Figure 6: No-reasoning results across all models, showing mitigation of memory-sensitive behavioral collapse.
Semantic Pathology: Defensive Drift
The Paranoia Ratio shifts monotonically with history length, signaling structural pathology across games: defensive, history-following reasoning crowds out forward-looking cooperative intent.
Figure 7: Per-game breakdown of Paranoia Ratio shift, confirming robust transition toward defensive reasoning.
Implications and Future Directions
Theoretical implication: Long-horizon interaction in LLM agents inverts classical game-theoretic intuition. Raw memory expansion is a liability unless complemented by mechanisms (reasoning style, strategic summarization, selective forgetting) that actively preserve the possibility of future trust. Explicit reasoning can paradoxically amplify vulnerability.

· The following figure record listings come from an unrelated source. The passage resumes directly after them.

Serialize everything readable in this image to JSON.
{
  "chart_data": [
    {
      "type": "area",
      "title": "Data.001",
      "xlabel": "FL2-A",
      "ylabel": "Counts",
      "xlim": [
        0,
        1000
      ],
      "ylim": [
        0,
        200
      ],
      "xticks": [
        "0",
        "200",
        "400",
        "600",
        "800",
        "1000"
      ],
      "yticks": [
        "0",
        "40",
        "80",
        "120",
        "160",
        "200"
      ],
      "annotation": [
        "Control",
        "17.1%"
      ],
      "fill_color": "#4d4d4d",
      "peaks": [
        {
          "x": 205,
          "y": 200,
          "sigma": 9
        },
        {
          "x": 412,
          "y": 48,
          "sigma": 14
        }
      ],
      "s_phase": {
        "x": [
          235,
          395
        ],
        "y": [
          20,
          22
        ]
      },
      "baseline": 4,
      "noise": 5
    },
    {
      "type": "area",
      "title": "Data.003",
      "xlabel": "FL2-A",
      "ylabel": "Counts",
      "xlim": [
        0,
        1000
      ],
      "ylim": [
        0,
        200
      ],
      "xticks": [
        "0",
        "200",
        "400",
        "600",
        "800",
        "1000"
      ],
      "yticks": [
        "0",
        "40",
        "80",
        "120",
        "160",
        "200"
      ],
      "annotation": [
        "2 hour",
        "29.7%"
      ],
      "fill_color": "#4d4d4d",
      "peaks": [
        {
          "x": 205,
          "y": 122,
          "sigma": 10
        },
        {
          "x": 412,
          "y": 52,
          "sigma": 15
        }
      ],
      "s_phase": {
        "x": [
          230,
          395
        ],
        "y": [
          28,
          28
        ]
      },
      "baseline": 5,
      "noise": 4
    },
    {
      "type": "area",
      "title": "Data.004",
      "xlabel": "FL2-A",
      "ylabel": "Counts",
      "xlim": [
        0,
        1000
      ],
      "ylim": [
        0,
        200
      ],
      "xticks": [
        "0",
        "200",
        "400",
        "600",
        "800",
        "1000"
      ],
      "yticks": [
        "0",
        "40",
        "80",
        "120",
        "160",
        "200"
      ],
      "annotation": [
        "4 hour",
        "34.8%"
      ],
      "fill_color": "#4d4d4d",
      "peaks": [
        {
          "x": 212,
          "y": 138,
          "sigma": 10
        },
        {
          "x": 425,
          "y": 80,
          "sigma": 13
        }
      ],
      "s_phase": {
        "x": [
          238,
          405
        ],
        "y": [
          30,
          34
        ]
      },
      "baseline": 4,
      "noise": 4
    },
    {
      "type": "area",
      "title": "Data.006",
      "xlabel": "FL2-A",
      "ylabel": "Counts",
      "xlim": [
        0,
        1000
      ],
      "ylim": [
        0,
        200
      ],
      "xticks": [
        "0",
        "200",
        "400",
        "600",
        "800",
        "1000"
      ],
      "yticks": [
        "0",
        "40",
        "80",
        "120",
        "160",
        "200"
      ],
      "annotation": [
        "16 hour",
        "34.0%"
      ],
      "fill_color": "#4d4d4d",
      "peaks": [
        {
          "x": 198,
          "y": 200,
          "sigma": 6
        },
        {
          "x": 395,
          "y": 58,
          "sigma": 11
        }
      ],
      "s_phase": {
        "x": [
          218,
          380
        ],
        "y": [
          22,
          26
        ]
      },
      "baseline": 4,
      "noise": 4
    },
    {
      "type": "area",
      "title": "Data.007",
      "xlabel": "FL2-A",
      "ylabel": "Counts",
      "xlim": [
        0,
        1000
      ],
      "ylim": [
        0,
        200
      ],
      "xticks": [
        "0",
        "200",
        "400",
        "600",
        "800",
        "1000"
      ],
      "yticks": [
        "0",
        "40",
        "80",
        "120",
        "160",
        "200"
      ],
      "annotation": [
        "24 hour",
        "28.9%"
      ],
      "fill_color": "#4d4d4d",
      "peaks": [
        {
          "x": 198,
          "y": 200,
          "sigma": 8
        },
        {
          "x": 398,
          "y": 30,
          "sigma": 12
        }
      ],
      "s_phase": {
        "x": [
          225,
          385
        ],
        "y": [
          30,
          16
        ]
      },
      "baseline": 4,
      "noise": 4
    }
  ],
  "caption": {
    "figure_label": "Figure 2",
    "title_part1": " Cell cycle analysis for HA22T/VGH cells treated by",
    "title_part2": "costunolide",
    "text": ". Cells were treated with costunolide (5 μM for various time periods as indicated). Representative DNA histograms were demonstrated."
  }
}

Practical implication: Deployments of LLM-based agents in collaborative, open-ended domains must incorporate memory curation (forgetting, abstraction, RAG) and cognitive priors favoring forward-looking strategies. Cognitive adaptation is as critical as architectural expansion.
Speculation for AI: Extending these findings to N-player heterogeneous societies will clarify regime boundaries, systemic contagion, and emergent social norms. Future research should develop dynamic memory management protocols and mechanism design to anchor reasoning beyond immediate history, potentially via self-improving reflective LLMs.
Conclusion
Empirical evaluation across diverse LLM architectures and social dilemmas demonstrates the existence of a robust memory curse: expanding historical recall frequently destabilizes cooperation, traps agents in retaliatory cycles, and amplifies path dependency. The behavioral collapse is driven by cognitive drift toward defensive, history-following reasoning and can be mitigated by interventional priming toward forward-looking strategic intent. Explicit chain-of-thought reasoning paradoxically exacerbates susceptibility to negative memory content. The paper recasts memory as an active determinant of emergent cooperation, underscoring the necessity for cognitive, architectural, and algorithmic interventions in long-horizon multi-agent AI.